Old newspapers are said to be good for wrapping fish or perhaps informing historians. For Ira Stoll, one of the founders of the now-defunct The New York Sun, however, the paper's archives can be a useful and relevant guide to the present moment—from the perspective of 10 years ago, when the Sun ceased publishing.
Watching President Trump's presidency shadowed by the investigation of special counsel Robert Mueller: the 2004 Sun editorial "The Boldness of the President." It recounted how a special prosecutor's investigation of President Clinton had, fulfilling Justice Scalia's warning, sapped the president's boldness in the face of a gathering threat by Al Qaeda.
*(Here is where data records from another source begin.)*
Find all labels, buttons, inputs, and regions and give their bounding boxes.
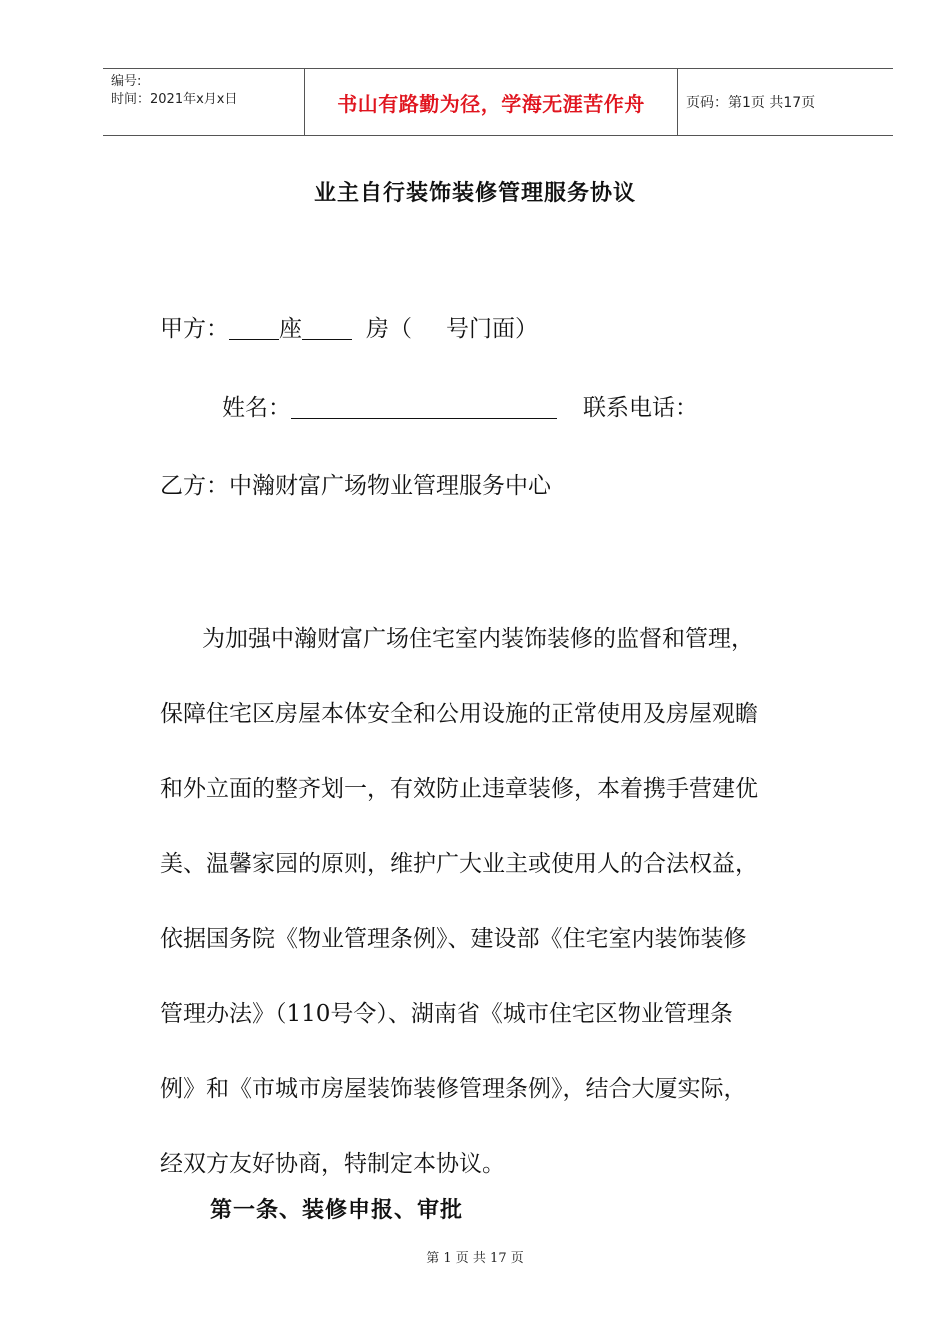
intro-paragraph	[160, 602, 840, 1202]
header-page-label: 页码：第1页 共17页	[686, 95, 816, 111]
room-blank	[302, 315, 352, 340]
storefront-label: 号门面）	[446, 316, 538, 342]
party-a-label: 甲方：	[160, 316, 229, 342]
document-header	[103, 68, 893, 136]
code-label: 编号:	[111, 74, 142, 89]
paragraph-line: 保障住宅区房屋本体安全和公用设施的正常使用及房屋观瞻	[160, 701, 758, 727]
paragraph-line: 和外立面的整齐划一，有效防止违章装修，本着携手营建优	[160, 776, 758, 802]
section-heading: 第一条、装修申报、审批	[210, 1198, 464, 1223]
party-b-line: 乙方：中瀚财富广场物业管理服务中心	[160, 473, 551, 499]
name-line	[222, 389, 698, 422]
header-motto: 书山有路勤为径，学海无涯苦作舟	[304, 69, 678, 135]
name-blank	[291, 394, 557, 419]
room-label: 房（	[366, 316, 412, 342]
paragraph-line: 为加强中瀚财富广场住宅室内装饰装修的监督和管理，	[202, 626, 754, 652]
name-label: 姓名：	[222, 395, 291, 421]
party-a-line	[160, 310, 538, 343]
page-footer: 第 1 页 共 17 页	[426, 1251, 524, 1266]
seat-label: 座	[279, 316, 302, 342]
paragraph-line: 依据国务院《物业管理条例》、建设部《住宅室内装饰装修	[160, 926, 747, 952]
time-label: 时间：2021年x月x日	[111, 92, 238, 107]
paragraph-line: 经双方友好协商，特制定本协议。	[160, 1151, 505, 1177]
seat-blank	[229, 315, 279, 340]
paragraph-line: 美、温馨家园的原则，维护广大业主或使用人的合法权益，	[160, 851, 758, 877]
paragraph-line: 例》和《市城市房屋装饰装修管理条例》，结合大厦实际，	[160, 1076, 747, 1102]
phone-label: 联系电话：	[583, 395, 698, 421]
document-title: 业主自行装饰装修管理服务协议	[313, 181, 636, 206]
paragraph-line: 管理办法》（110号令）、湖南省《城市住宅区物业管理条	[160, 1001, 733, 1027]
header-meta	[103, 69, 304, 135]
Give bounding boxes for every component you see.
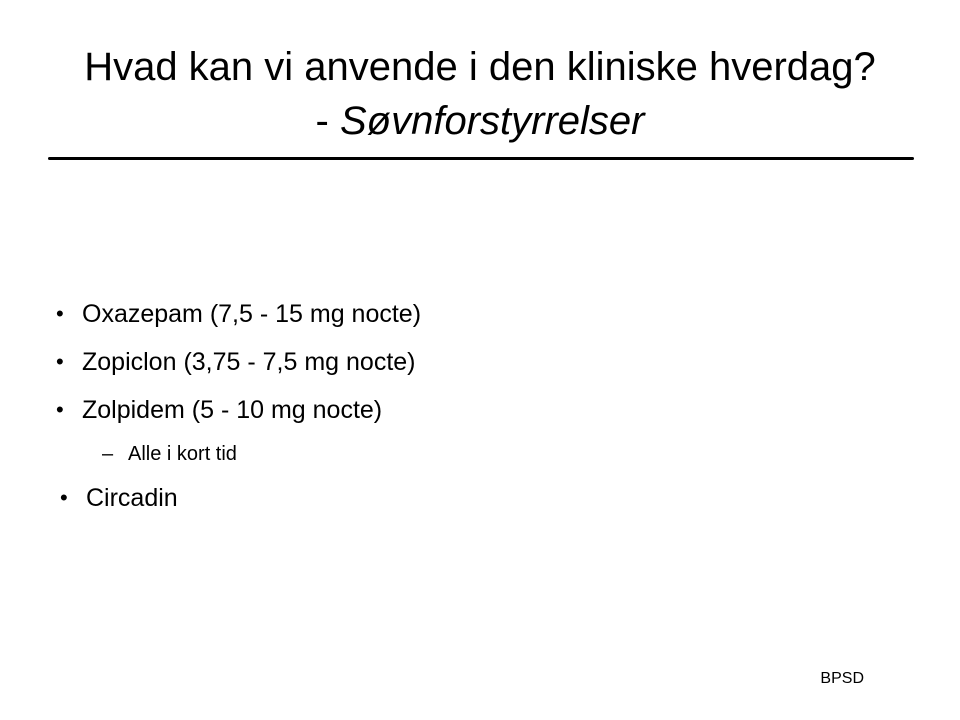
sub-bullet-text: Alle i kort tid <box>128 443 237 465</box>
title-subtitle: Søvnforstyrrelser <box>339 99 645 143</box>
dash-icon: – <box>102 443 114 465</box>
bullet-icon: • <box>56 301 64 326</box>
bullet-item-oxazepam <box>56 290 856 338</box>
title-line-1: Hvad kan vi anvende i den kliniske hverdag? <box>84 45 876 89</box>
bullet-item-zopiclon <box>56 338 856 386</box>
bullet-item-circadin <box>60 474 856 522</box>
bullet-text: Zopiclon (3,75 - 7,5 mg nocte) <box>82 348 416 376</box>
footer-tag: BPSD <box>820 670 864 687</box>
sub-bullet-item <box>56 434 856 474</box>
bullet-text: Oxazepam (7,5 - 15 mg nocte) <box>82 300 422 328</box>
title-dash: - <box>315 99 340 143</box>
bullet-icon: • <box>56 397 64 422</box>
bullet-text: Zolpidem (5 - 10 mg nocte) <box>82 396 383 424</box>
bullet-icon: • <box>56 349 64 374</box>
bullet-text: Circadin <box>86 484 178 512</box>
slide-title <box>40 40 920 148</box>
bullet-list <box>56 290 856 522</box>
title-line-2 <box>40 94 920 148</box>
bullet-item-zolpidem <box>56 386 856 434</box>
title-underline <box>48 157 914 160</box>
bullet-icon: • <box>60 485 68 510</box>
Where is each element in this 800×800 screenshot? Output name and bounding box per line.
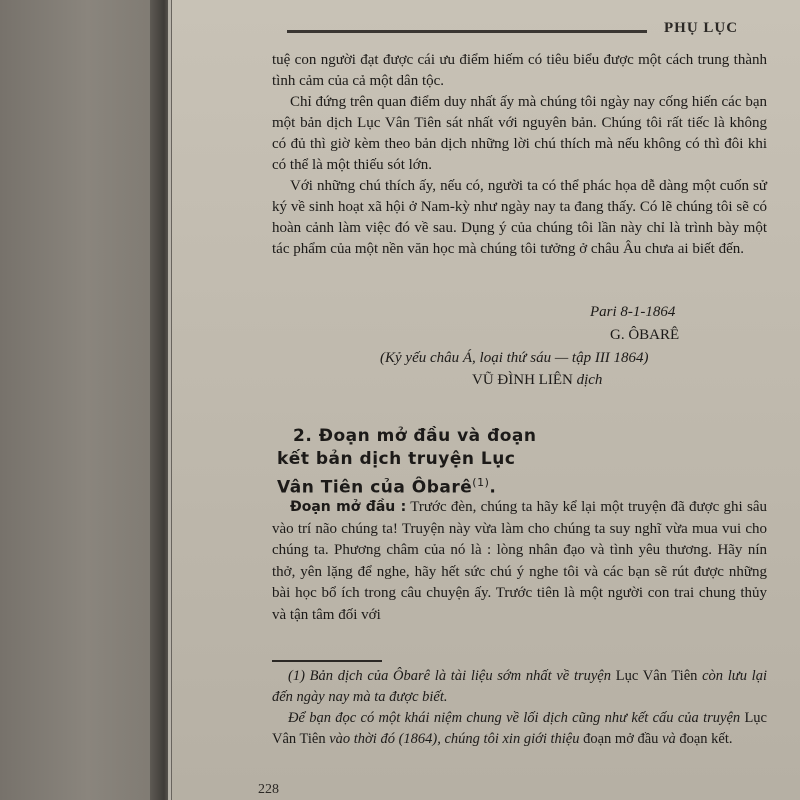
left-page: [0, 0, 160, 800]
footnote: [272, 666, 767, 750]
body-text: [272, 50, 767, 260]
opening-label: Đoạn mở đầu :: [290, 499, 407, 515]
section-heading: [277, 425, 537, 500]
book-page: [172, 0, 800, 800]
signature-translator: VŨ ĐÌNH LIÊN dịch: [472, 372, 603, 388]
heading-line-1: 2. Đoạn mở đầu và đoạn: [293, 426, 537, 446]
signature-source: (Kỷ yếu châu Á, loại thứ sáu — tập III 1864): [380, 350, 649, 366]
paragraph-1: tuệ con người đạt được cái ưu điểm hiếm có tiêu biểu được một cách trung thành tình cảm của cả một dân tộc.: [272, 52, 767, 89]
signature-author: G. ÔBARÊ: [610, 327, 680, 343]
running-header: PHỤ LỤC: [664, 20, 739, 36]
header-rule: [287, 30, 647, 33]
page-edge: [168, 0, 171, 800]
page-number: 228: [258, 782, 279, 797]
opening-text: Trước đèn, chúng ta hãy kể lại một truyện đã được ghi sâu vào trí não chúng ta! Truyện này vừa làm cho chúng ta suy nghĩ vừa mua vui cho chúng ta. Phương châm của nó là : lòng nhân đạo và tình yêu thương. Hãy nín thở, yên lặng để nghe, hãy hết sức chú ý nghe tôi và các bạn sẽ rút được những bài học bổ ích trong câu chuyện ấy. Trước tiên là một người con trai chung thủy và tận tâm đối với: [272, 499, 767, 623]
heading-line-2: kết bản dịch truyện Lục: [277, 449, 516, 469]
heading-line-3: Vân Tiên của Ôbarê$^{(1)}$.: [277, 476, 497, 498]
footnote-paragraph-1: (1) Bản dịch của Ôbarê là tài liệu sớm nhất về truyện Lục Vân Tiên còn lưu lại đến ngày nay mà ta được biết.: [272, 668, 767, 705]
paragraph-3: Với những chú thích ấy, nếu có, người ta có thể phác họa dễ dàng một cuốn sử ký về sinh hoạt xã hội ở Nam-kỳ như ngày nay ta đang thấy. Có lẽ chúng tôi sẽ có hoàn cảnh làm việc đó về sau. Dụng ý của chúng tôi lần này chỉ là trình bày một tác phẩm của một nền văn học mà chúng tôi tưởng ở châu Âu chưa ai biết đến.: [272, 178, 767, 257]
footnote-paragraph-2: Để bạn đọc có một khái niệm chung về lối dịch cũng như kết cấu của truyện Lục Vân Tiên vào thời đó (1864), chúng tôi xin giới thiệu đoạn mở đầu và đoạn kết.: [272, 710, 767, 747]
paragraph-2: Chỉ đứng trên quan điểm duy nhất ấy mà chúng tôi ngày nay cống hiến các bạn một bản dịch Lục Vân Tiên sát nhất với nguyên bản. Chúng tôi rất tiếc là không có đủ thì giờ kèm theo bản dịch những lời chú thích mà nếu không có thì đôi khi có thể là một thiếu sót lớn.: [272, 94, 767, 173]
footnote-rule: [272, 660, 382, 662]
opening-section-text: [272, 497, 767, 626]
signature-place-date: Pari 8-1-1864: [590, 304, 676, 320]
Reading about Trump's strained relations with his attorney general, Jeff Sessions: the Sun's coverage of an invitation that then-Senator Sessions issued Trump to testify before Congress about excessively costly plans to renovate the United Nations headquarters—where the two men first publicly crossed paths.
On Trump in general: a Sun piece from 2004, observing, "There's a contempt for Mr. Trump among certain of New York's elites."
In all these ways, the Sun's decade-old coverage bears on issues and personalities in contemporary headlines, writes Stoll.